La fatigue commençait vraiment à se faire sentir en ce troisième jour. Outre une deuxième nuit passée à dormir dans la voiture, les problèmes d’alimentation commençaient à apparaître. La ville n’était pas équipée pour recevoir une telle foule pendant trois jours et trois nuits. C’est donc, dans un état second que je me rendais au théâtre antique pour le troisième et dernier soir et en plus entre temps, le bleu du ciel s’était évaporé pour laisser la place à des nuages menaçants. D’ailleurs, après la prestation plutôt insipide de Climax blues band, en ouverture de ce troisième soir, la pluie fit son apparition provoquant un certain désordre et une longue interruption qui m’empêcha d’apprécier comme il se doit la prestation de « Caravan » qui suivit car j’étais plus préoccupé à me sécher que d’écouter un groupe dont pourtant je raffole. Ayant pu retourner à la voiture, enfiler des vêtements secs, je revins juste pour les deux derniers morceaux de Soft machine, ce qui m’empêche d’avoir un jugement objectif sur leur passage. L’avant dernier groupe programmé était le Mahavishnu Orchestra de John Mc Lauglin. Malgré le récent départ de Jean Luc Ponty, sa formation composée de Narada Michael Walden, Stu Godberg et de Ralph Armstrong était prestigieuse et malheureusement dès les premières notes du premier morceau interprété la pluie redoubla et après une nouvelle interruption, le groupe décida de continuer son show pour une superbe prestation. A l’issue de celle-ci, il était temps pour moi de rentrer définitivement et de me mettre à l’abri, car j’était à nouveau trempé et que d’autre part, je n’ai jamais apprécié Wisbone Ash qui concluait ces trois jours.
Le bilan de ce festival reste donc contrasté avec des moments musicaux extraordinaires, mais aussi beaucoup de ratés dans l’organisation, qui gâchèrent un peu la fête.

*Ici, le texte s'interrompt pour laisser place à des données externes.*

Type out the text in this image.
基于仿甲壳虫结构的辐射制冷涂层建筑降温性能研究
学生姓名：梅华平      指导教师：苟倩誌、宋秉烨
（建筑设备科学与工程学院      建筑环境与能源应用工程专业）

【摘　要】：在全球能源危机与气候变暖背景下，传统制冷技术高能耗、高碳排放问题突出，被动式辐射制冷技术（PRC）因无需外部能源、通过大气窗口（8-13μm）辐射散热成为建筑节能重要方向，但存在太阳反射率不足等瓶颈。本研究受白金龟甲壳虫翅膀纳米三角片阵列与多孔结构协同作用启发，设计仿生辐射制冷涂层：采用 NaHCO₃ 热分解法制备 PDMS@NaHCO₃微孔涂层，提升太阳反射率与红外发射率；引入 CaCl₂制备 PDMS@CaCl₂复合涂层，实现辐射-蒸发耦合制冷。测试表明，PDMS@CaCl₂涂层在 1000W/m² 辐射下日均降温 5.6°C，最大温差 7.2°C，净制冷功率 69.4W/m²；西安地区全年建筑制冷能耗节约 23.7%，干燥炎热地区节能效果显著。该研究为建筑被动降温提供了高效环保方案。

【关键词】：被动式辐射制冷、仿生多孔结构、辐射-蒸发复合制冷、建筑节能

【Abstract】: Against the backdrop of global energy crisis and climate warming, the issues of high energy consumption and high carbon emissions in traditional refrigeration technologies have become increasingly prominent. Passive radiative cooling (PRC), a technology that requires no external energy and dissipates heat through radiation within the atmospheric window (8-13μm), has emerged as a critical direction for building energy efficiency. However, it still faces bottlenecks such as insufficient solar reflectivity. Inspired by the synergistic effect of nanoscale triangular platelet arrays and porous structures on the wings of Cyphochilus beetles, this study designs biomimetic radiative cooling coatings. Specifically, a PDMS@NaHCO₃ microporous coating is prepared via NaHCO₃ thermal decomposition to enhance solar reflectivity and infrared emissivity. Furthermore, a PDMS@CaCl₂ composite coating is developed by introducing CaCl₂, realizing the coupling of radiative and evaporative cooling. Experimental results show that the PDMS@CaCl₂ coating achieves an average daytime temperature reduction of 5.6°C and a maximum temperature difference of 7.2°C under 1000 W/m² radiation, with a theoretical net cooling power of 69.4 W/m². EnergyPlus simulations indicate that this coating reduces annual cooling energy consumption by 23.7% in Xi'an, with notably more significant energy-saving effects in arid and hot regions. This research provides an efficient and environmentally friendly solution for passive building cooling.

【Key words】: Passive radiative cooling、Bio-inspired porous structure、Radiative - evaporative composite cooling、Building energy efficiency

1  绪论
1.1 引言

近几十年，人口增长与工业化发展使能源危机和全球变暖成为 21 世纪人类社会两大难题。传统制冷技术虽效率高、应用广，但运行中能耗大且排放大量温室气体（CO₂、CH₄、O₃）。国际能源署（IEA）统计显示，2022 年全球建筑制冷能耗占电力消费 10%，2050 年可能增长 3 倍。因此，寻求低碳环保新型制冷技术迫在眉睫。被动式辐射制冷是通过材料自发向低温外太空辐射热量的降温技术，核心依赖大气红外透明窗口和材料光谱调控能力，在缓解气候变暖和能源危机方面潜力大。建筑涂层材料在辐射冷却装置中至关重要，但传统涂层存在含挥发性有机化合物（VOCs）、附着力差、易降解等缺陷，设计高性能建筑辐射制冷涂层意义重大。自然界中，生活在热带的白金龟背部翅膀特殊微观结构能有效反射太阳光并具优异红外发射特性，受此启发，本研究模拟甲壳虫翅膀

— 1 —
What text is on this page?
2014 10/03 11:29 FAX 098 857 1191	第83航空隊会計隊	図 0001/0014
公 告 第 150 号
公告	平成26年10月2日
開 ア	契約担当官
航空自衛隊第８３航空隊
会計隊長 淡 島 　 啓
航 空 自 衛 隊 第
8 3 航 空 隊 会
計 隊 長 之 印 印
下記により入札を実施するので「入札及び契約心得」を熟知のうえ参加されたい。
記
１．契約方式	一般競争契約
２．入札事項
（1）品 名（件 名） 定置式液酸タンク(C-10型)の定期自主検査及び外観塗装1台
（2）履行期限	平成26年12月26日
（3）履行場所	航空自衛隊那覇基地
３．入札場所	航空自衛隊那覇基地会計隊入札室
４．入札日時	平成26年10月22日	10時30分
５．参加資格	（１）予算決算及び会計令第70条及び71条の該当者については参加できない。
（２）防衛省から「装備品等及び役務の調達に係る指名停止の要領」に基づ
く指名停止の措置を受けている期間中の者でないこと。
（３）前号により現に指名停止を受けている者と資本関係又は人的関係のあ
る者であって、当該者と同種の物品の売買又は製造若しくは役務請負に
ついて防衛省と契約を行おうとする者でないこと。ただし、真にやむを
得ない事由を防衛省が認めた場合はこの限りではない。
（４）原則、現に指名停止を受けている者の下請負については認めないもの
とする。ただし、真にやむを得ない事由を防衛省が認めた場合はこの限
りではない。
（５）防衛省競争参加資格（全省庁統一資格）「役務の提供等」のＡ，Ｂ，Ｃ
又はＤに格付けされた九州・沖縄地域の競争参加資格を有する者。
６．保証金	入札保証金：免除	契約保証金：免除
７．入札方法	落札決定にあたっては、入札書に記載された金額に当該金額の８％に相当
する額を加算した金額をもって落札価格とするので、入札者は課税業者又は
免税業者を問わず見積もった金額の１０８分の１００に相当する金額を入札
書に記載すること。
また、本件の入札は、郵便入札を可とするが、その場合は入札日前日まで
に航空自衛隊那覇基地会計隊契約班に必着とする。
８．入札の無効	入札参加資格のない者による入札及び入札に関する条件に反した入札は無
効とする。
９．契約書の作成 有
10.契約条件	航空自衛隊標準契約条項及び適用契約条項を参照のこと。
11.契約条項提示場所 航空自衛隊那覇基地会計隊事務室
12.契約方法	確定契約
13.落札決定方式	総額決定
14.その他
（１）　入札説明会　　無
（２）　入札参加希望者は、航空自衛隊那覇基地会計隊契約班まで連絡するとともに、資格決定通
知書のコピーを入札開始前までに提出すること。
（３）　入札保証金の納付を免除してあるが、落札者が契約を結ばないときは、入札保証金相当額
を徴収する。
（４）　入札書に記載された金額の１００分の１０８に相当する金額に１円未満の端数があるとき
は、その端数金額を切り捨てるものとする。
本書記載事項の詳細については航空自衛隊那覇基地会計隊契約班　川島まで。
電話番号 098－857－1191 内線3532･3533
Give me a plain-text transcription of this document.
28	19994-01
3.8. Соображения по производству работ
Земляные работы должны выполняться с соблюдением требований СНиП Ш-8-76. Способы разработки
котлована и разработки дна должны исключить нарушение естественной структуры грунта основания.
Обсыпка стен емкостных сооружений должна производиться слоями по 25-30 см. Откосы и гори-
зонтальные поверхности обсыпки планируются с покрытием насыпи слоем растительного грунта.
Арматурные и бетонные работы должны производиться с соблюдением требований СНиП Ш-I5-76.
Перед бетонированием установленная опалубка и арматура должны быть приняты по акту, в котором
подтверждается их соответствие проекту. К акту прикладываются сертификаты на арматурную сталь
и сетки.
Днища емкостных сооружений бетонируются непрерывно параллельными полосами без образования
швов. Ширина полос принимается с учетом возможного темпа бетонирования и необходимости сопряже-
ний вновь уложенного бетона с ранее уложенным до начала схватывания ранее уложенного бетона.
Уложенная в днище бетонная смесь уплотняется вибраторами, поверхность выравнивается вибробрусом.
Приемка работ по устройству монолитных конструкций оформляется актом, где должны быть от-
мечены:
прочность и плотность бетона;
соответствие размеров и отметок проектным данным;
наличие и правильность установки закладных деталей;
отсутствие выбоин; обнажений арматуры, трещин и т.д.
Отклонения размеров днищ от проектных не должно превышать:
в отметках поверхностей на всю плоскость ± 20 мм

Cependant, ce festival eût l’immense mérite d’exister, de prouver que trois jours avec des hippies ( comme le dit dans la presse de l’époque) n’étaient pas synonymes de chaos et d’incidents puisque même les commerçants de la ville d’Orange, pourtant réticents à l’organisation de ce festival louèrent l’attitude de ces « jeunes » venus assouvir leur passion pour la musique et qu’aucun incident sérieux ne se produisit pendant ces trois jours de folie qui firent Woodstock devenir Français l’espace d’un moment.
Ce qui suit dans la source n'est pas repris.